How many casualties then? How big an incident?
And what happens to TSA’s airport security? They’ve established a procedure which has now directly enabled a mass-casualty terrorist attack. They’ve put Americans at risk, and the enemy has exploited that weakness.
So where do you go from there? You can’t run Security Theater anymore, can you? You now know that you can be hit at the concourse even easier than on a plane. Do you set up roadblocks to keep people out of the terminal building until they pass through security screening? Do you redesign airports to route travelers one by one through bombproof tunnels?
Or do you just not have air travel anymore?
The point is, only one thing is going to work. And that is for airport/airline security to know who is getting on planes and to have the power to refuse service to people who represent a risk.
We’re somewhat lucky, in that the universe of people willing to blow themselves up on a plane or in an airport is not a particularly large one.

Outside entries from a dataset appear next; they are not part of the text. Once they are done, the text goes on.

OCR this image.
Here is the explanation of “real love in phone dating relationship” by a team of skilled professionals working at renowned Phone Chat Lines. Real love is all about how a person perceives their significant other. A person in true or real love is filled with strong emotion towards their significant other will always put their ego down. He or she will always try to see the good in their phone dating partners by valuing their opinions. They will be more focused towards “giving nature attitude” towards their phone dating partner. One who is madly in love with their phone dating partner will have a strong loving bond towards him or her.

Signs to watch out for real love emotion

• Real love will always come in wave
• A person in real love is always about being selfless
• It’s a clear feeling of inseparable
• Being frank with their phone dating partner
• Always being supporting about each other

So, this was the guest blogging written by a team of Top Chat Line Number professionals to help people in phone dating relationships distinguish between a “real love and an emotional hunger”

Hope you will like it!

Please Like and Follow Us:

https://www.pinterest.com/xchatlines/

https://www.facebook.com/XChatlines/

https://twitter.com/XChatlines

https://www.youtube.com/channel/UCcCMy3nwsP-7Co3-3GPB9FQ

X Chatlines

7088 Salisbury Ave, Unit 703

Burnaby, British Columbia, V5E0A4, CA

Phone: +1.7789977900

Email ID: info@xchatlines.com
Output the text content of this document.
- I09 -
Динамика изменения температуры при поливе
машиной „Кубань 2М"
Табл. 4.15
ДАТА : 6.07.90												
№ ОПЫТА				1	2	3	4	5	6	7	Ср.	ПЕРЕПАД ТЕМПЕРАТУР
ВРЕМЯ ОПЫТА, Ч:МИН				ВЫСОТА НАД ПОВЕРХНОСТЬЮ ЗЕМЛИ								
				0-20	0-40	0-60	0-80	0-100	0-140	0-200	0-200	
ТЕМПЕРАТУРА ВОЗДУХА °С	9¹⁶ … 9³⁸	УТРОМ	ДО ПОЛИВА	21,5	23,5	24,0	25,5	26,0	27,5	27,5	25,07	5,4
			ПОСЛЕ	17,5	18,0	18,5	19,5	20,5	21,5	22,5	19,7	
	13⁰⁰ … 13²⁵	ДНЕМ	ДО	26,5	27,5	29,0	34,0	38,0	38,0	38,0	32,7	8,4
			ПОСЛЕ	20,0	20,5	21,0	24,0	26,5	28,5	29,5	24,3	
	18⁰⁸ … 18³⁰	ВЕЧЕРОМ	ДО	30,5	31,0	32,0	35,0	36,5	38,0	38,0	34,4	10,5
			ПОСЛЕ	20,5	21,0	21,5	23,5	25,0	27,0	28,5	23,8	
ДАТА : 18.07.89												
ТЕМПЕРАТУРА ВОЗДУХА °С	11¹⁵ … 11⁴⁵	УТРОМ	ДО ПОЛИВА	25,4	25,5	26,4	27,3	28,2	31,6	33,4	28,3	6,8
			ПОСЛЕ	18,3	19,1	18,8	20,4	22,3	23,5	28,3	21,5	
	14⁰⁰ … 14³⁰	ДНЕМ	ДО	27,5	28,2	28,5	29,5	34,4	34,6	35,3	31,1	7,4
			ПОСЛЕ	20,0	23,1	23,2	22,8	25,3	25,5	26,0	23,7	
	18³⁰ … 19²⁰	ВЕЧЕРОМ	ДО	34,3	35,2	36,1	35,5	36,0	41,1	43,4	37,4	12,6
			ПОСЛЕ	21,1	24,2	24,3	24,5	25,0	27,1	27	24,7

Neither is it a particularly exclusive one. The 9/11 hijackers notwithstanding, your typical jihadist operator is a lot like Faisal Shahzad or Umar Farouk Abdulmutallab – namely, a dunce who gives off warning signs like they were fireworks on the Fourth of July. All it really takes is someone unafraid to call such a perpetrator out when he presents himself.
When Abdulmutallab’s father denounces him to the State Department, he needs to be refused permission to board a plane headed for the United States. Period. When Shahzad goes to Pakistan for jihadist training and stops paying his mortgage as a result, he needs to be put under surveillance. Period.
You can and should have airport security. It needs to be conducted by the people most affected by both the threat of losing a plane full of passengers and committed to the smooth operation of American air travel – namely, the airlines. They can’t afford to have their planes hijacked or blown up, so they’re going to be in the business of finding smarter and better ways to keep that from happening.
But the government’s role needs to be what it’s always been – namely, finding out who the bad guys are and neutralizing them before they can do anything to the folks. And that means aggressive intelligence operations against our enemies. Keeping America’s enemies from coming here. Breaking up terror plots in American Muslim communities, since those who threaten us are, in fact, Muslims. Maintaining and providing a threat database to the airlines so they can do a creditable job of security.
This is workable and it’s intelligent. But it’s not politically correct, and it’s also a security program which doesn’t conform to the capabilities of the semi-skilled, soon-to-be-unionized hourly bureaucrats at the TSA – who are able to conduct de rigeur patdowns and look at body scanner pictures but apparently not to discern with professionalism which passengers by their behavior need those patdowns and scans.
As such, it’s going to take something horrible happening before any sensible change is put in place.
Let’s hope that’s not needed. We’d better expect otherwise, though. Our noses are wide open.